Trial Finds No Meaningful Change in Left Ventricular Mass Index With Empagliflozin in Patients Without Diabetes


However, findings do not preclude the possibility that mechanisms other than cardiac remodeling may be responsible for benefits of SGLT2 inhibition.

Final results from the EMPA-HEART 2 CardioLink-7 trial presented at the American Heart Association 2022 Scientific Sessions have found no statistically significant change in left ventricular mass index among patients without diabetes receiving empagliflozin. The findings are in contrast to results of the EMPA-HEART 1 trial presented in 2019.

Sodium-glucose cotransporter-2 (SGLT2) inhibitors prevent incident heart failure in individuals with diabetes and atherosclerotic cardiovascular disease or cardiovascular risk factors, according to presenter Subodh Verma, MD, PhD. SGLT2 inhibitors also attenuate heart failure events in patients with heart failure with reduced ejection fraction (HFrEF), heart failure with mid-range ejection fraction (HFmrEF), and heart failure with preserved ejection fraction (HFpEF) independent of glycemic status.

“These observations have formed the basis of strong recommendations to use SGLT2 inhibitors in people with type 2 diabetes and in those with prevalent heart failure,” Verma said.

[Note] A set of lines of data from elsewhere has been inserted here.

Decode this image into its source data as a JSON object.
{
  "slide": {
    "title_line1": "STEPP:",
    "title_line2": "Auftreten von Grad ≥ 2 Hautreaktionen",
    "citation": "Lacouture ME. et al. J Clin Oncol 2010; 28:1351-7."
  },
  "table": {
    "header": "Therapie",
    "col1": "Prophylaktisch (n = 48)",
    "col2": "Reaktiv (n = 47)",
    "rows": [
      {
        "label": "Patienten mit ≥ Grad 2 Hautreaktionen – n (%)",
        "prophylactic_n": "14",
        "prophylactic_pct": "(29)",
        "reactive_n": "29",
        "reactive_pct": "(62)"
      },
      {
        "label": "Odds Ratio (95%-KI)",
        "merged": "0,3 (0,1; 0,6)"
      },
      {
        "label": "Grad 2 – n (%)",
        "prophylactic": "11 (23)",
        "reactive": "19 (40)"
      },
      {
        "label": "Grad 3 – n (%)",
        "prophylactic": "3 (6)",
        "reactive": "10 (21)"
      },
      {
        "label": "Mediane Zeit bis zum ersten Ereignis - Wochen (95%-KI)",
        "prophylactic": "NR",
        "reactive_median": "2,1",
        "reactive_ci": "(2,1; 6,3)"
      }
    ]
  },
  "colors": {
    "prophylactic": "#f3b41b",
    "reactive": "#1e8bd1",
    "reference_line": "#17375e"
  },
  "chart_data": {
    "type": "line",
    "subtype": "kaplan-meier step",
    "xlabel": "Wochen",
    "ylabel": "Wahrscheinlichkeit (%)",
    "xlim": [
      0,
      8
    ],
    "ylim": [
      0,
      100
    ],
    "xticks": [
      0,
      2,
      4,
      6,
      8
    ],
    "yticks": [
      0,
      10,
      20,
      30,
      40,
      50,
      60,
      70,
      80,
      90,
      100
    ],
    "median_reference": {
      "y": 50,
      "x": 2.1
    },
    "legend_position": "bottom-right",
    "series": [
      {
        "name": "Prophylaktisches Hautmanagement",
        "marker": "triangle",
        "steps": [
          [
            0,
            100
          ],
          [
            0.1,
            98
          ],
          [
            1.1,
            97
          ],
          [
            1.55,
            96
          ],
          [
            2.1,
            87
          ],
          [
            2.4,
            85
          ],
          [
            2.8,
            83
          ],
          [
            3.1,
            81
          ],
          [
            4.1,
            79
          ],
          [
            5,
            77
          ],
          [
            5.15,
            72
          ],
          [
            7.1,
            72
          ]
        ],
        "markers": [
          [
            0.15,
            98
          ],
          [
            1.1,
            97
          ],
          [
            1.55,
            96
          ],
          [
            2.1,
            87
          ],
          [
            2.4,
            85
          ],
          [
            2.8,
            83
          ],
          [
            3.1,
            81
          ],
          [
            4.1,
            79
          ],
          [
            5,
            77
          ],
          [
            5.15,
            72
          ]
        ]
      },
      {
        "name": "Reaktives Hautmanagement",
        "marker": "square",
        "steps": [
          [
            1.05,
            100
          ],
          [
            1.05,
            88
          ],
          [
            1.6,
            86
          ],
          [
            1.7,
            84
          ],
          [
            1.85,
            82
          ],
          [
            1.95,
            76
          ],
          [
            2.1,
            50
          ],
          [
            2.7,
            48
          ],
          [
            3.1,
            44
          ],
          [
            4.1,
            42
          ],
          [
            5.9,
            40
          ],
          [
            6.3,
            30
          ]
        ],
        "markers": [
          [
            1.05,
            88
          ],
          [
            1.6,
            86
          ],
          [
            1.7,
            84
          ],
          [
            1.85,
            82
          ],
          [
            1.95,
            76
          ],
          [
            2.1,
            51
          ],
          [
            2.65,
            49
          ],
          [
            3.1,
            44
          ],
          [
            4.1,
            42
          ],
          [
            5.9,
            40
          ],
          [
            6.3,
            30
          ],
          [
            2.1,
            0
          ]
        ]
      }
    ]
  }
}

Additionally, Verma noted that the broad benefits observed with SGLT2 inhibitors have led to experts theorizing that these treatments may have additional benefits when introduced earlier in the natural history of heart failure among individuals who do not have diabetes or prevalent heart failure, but who are at risk of developing heart failure. Importantly, however, Verma said there are no clinical trials evaluating this question.

Some translational randomized clinical trials have provided corroboratory mechanistic data on left ventricular remodeling with SGLT2 inhibitors. Additionally, a reduction in indexed left ventricular mass has been observed in patients with type 2 diabetes and coronary artery disease and favorable changes in left ventricular and left atrial remodeling indices have been reported in patients with heart failure regardless of diabetes status.

To investigate the questions surrounding the use of SGLT2 inhibitors in cardiac remodeling, investigators led a multi-center, double-blind, placebo-controlled randomized trial. Participants were between 40 and 80 years of age and were randomized to receive either empagliflozin or placebo for 6 months.

In the trial, 318 subjects were assessed for eligibility, 169 were randomized, and sufficient data were available for 78 patients in the placebo arm and 75 patients in the empagliflozin arm. Of those, 86% were men with a mean age of 59 years. The majority had a history of hypertension and one-quarter had a history of myocardial infarction.

The primary outcome was 6-month change in left ventricular mass index and secondary cardiac outcomes were 6-month between-groups change in left ventricular end-diastolic volume index, left ventricular end-systolic volume index, and left ventricular ejection fraction.

When examining the primary result, the investigators found that baseline left ventricular mass index was approximately 63 g/m2 in both groups. The mean change in the placebo group was 1.07 g/m2 and the mean change in the empagliflozin group was 1.20 g/m2.

The adjusted treatment effect for both groups was 0.30 g/m2, which was not statistically significant. The change in left ventricular end-diastolic volume was also not statistically significant and there was no covariate treatment interaction with respect to the primary outcome.

Based on these findings, Verma said that in individuals without diabetes or significant heart failure, 6-month treatment with empagliflozin versus placebo did not result in any meaningful change in left ventricular mass index or in the secondary left ventricular volume or ejection fraction indices between groups.

Notably, these data contrast the favorable left ventricular remodeling results reported in patients with type 2 diabetes and coronary artery disease and in patients with prevalent heart failure over a similar duration. When putting the results of the EMPA-HEART 1 and EMPA-HEART 2 trials together, Verma said the data demonstrate that cumulatively, there is a numeric but modest 1.3 g/m2 reduction in left ventricular mass over 6 months with empagliflozin across the broad population.

However, there is consistent improvement in ejection fraction by approximately 2% observed in both trials. This is actually statistically significant when combining the 2 trials. Taken together, the findings do not preclude the possibility that mechanisms other than cardiac remodeling may be responsible for some of the benefits of SGLT2 inhibitors.


Verma S. Empaglifozin and Cardiac Remodeling in People Without Diabetes. Presented at: American Heart Association 2022 Scientific Sessions. November 6, 2022.